Charting six of the most turbulent years in the life of pioneering scientist Marie Curie at the height of her career, Marie
It’s 1905 and Pierre (Charles Berling) and Marie Curie (Gruszka) have come to Stockholm to collect their first joint Nobel Prize for the discovery of radioactivity. Despite the accolades showered on the couple, Marie seems less interest in the pomp surrounding them than in continuing the research they started together in the hope of helping cancer sufferers benefit from the couple’s groundbreaking discovery.
Back in France, tragedy strikes when in 1906 Marie’s beloved husband Pierre is struck down by a a horse-drawn carriage and is tragically killed leaving behind a house full of children and a devastated wife. Left alone, Marie must continue tending to her motherly responsibilities and to the work she started with Pierre, leaving her very little time to grieve for the love of her life.
Embarking on a passionate affair with married mathematician Paul Langevin, played magnificently by Arieh Worthalter, Marie provokes a huge scandal which is made worse by the continued interest in her by the salacious tabloid press of the time.
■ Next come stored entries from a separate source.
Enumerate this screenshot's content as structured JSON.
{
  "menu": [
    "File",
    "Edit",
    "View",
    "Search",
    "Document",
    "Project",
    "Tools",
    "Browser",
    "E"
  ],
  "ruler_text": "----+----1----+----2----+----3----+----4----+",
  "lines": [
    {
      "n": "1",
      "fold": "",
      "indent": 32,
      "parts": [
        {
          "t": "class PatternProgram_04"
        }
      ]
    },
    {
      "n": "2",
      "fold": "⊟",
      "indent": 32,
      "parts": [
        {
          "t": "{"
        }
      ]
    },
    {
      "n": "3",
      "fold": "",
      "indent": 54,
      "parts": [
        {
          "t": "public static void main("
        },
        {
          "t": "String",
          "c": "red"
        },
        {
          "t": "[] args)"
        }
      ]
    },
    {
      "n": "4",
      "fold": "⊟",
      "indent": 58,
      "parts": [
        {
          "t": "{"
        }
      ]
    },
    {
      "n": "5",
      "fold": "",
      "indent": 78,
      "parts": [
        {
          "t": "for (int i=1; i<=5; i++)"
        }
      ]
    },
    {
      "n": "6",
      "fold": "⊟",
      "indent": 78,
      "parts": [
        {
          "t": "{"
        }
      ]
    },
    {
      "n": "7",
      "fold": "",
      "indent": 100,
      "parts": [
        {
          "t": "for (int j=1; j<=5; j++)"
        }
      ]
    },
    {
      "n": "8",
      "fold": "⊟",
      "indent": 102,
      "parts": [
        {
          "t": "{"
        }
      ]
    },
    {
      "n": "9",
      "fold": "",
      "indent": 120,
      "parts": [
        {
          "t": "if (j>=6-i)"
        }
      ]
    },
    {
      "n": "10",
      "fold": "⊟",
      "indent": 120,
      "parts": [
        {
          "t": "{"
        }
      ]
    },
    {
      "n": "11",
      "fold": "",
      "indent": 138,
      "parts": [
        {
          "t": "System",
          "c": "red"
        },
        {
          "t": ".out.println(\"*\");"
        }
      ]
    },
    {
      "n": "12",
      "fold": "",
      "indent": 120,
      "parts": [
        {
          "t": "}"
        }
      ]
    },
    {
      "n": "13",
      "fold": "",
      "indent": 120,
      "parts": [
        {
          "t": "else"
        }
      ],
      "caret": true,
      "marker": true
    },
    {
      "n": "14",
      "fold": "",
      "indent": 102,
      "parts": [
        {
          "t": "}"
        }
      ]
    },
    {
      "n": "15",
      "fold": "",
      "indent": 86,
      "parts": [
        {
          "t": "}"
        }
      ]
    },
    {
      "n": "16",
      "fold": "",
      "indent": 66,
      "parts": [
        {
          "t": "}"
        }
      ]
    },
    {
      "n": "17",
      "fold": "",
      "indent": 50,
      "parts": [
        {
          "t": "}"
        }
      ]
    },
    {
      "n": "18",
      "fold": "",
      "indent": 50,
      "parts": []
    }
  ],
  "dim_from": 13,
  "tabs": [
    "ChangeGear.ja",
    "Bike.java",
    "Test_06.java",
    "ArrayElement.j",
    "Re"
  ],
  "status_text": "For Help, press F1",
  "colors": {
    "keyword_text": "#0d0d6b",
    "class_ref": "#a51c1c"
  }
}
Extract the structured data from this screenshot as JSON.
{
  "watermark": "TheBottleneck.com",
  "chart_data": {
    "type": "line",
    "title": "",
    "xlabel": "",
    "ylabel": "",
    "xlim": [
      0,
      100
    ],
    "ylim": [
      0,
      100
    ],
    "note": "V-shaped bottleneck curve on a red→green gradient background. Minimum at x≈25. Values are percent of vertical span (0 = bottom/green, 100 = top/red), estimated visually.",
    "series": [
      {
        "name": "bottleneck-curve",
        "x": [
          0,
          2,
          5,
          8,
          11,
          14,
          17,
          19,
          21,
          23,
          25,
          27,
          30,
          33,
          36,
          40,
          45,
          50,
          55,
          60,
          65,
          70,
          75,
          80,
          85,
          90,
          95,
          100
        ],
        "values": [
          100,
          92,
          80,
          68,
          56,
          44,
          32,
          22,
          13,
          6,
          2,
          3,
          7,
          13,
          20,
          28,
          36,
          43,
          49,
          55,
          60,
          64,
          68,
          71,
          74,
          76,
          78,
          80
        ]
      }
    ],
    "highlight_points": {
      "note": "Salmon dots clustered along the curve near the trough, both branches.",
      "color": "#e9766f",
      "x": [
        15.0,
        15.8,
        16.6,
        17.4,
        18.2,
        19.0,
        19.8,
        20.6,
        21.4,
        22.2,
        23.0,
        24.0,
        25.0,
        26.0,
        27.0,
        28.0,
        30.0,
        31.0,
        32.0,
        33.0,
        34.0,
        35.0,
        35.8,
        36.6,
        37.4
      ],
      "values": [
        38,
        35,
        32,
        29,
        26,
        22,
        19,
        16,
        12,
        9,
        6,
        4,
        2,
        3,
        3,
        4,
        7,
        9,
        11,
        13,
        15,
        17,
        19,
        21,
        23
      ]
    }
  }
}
Hit by scandal and maligned by a stuffy bourgeois Parisian society, Marie is left devastated by the way she has been treated, even by those who purport to have her best interests at heart.
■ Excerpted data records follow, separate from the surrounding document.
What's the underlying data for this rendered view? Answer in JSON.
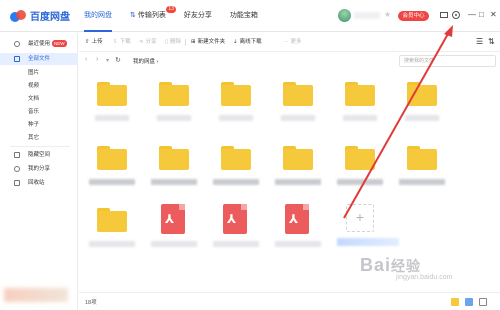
{
  "app": {
    "name": "百度网盘"
  },
  "nav": {
    "items": [
      {
        "label": "我的网盘",
        "active": true
      },
      {
        "label": "传输列表",
        "badge": "13"
      },
      {
        "label": "好友分享"
      },
      {
        "label": "功能宝箱"
      }
    ]
  },
  "header": {
    "vip_label": "会员中心",
    "star_icon": "star-icon",
    "mail_icon": "mail-icon",
    "gear_icon": "gear-icon",
    "minimize": "—",
    "maximize": "□",
    "close": "✕"
  },
  "sidebar": {
    "recent": {
      "label": "最近使用",
      "badge": "NEW"
    },
    "all_files": {
      "label": "全部文件"
    },
    "categories": [
      "图片",
      "视频",
      "文档",
      "音乐",
      "种子",
      "其它"
    ],
    "hidden": {
      "label": "隐藏空间"
    },
    "shares": {
      "label": "我的分享"
    },
    "trash": {
      "label": "回收站"
    }
  },
  "toolbar": {
    "upload": "上传",
    "download": "下载",
    "share": "分享",
    "delete": "删除",
    "new_folder": "新建文件夹",
    "offline_download": "离线下载",
    "more": "更多"
  },
  "address": {
    "breadcrumb": "我的网盘",
    "search_placeholder": "搜索我的文件"
  },
  "grid": {
    "rows": [
      [
        "folder",
        "folder",
        "folder",
        "folder",
        "folder",
        "folder"
      ],
      [
        "folder",
        "folder",
        "folder",
        "folder",
        "folder",
        "folder"
      ],
      [
        "folder",
        "pdf",
        "pdf",
        "pdf",
        "add"
      ]
    ],
    "add_symbol": "+"
  },
  "status": {
    "count": "18项"
  },
  "watermark": {
    "brand": "Bai",
    "brand_tail": "经验",
    "sub": "jingyan.baidu.com"
  },
  "colors": {
    "accent": "#2b67d8",
    "folder": "#f6c93c",
    "pdf": "#ed5c5c",
    "annotation": "#e03a3a"
  }
}
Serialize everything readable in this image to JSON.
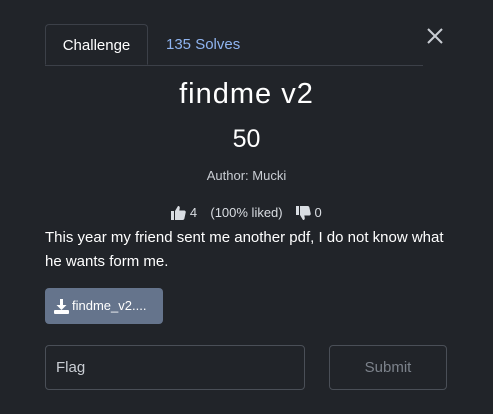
{
  "tabs": [
    {
      "label": "Challenge",
      "active": true
    },
    {
      "label": "135 Solves",
      "active": false
    }
  ],
  "challenge": {
    "name": "findme v2",
    "value": "50",
    "author": "Author: Mucki",
    "likes": "4",
    "liked_percent": "(100% liked)",
    "dislikes": "0",
    "description": "This year my friend sent me another pdf, I do not know what he wants form me.",
    "file_label": "findme_v2...."
  },
  "form": {
    "flag_placeholder": "Flag",
    "flag_value": "",
    "submit_label": "Submit"
  },
  "icons": {
    "close": "close-icon",
    "like": "thumbs-up-icon",
    "dislike": "thumbs-down-icon",
    "download": "download-icon"
  },
  "colors": {
    "background": "#212429",
    "tab_link": "#8fb4f0",
    "file_button": "#65748c"
  }
}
A household name in her native Poland, Karolina Gruszka does a fantastic job in conveying Curie’s heartache, grief and quiet passion. Delivering every line with a huge deal of restraint and poise, Gruszka seems as at ease in French as she is in her own language, which is no mean feat for any actor.
Tonally, the film is at times a little confused and doesn’t quite know what it wants to be. Part chamber piece, part stylised biopic, Marie Curie: The Courage Of knowledge offers a beautifully nuanced narrative and manages to tell a story many wouldn’t have been familiar with, but its inability to stick to a style might prove a little jarring for some, and could ultimately fail to achieve what it initially set out to do.
Despite seeming a little laboured in places, Noëlle’s directing style is a breath of fresh air and a testament to her commitment to the visual as well as the storytelling aspect of the film. She and co-write Andrea Stoll should be commended for offering an uncompromisingly detailed story, which although not without fault, remains an important one to tell. A genuinely heartening production which is likely to be an eye opener for some, even if it doesn’t always manage to hit the right note.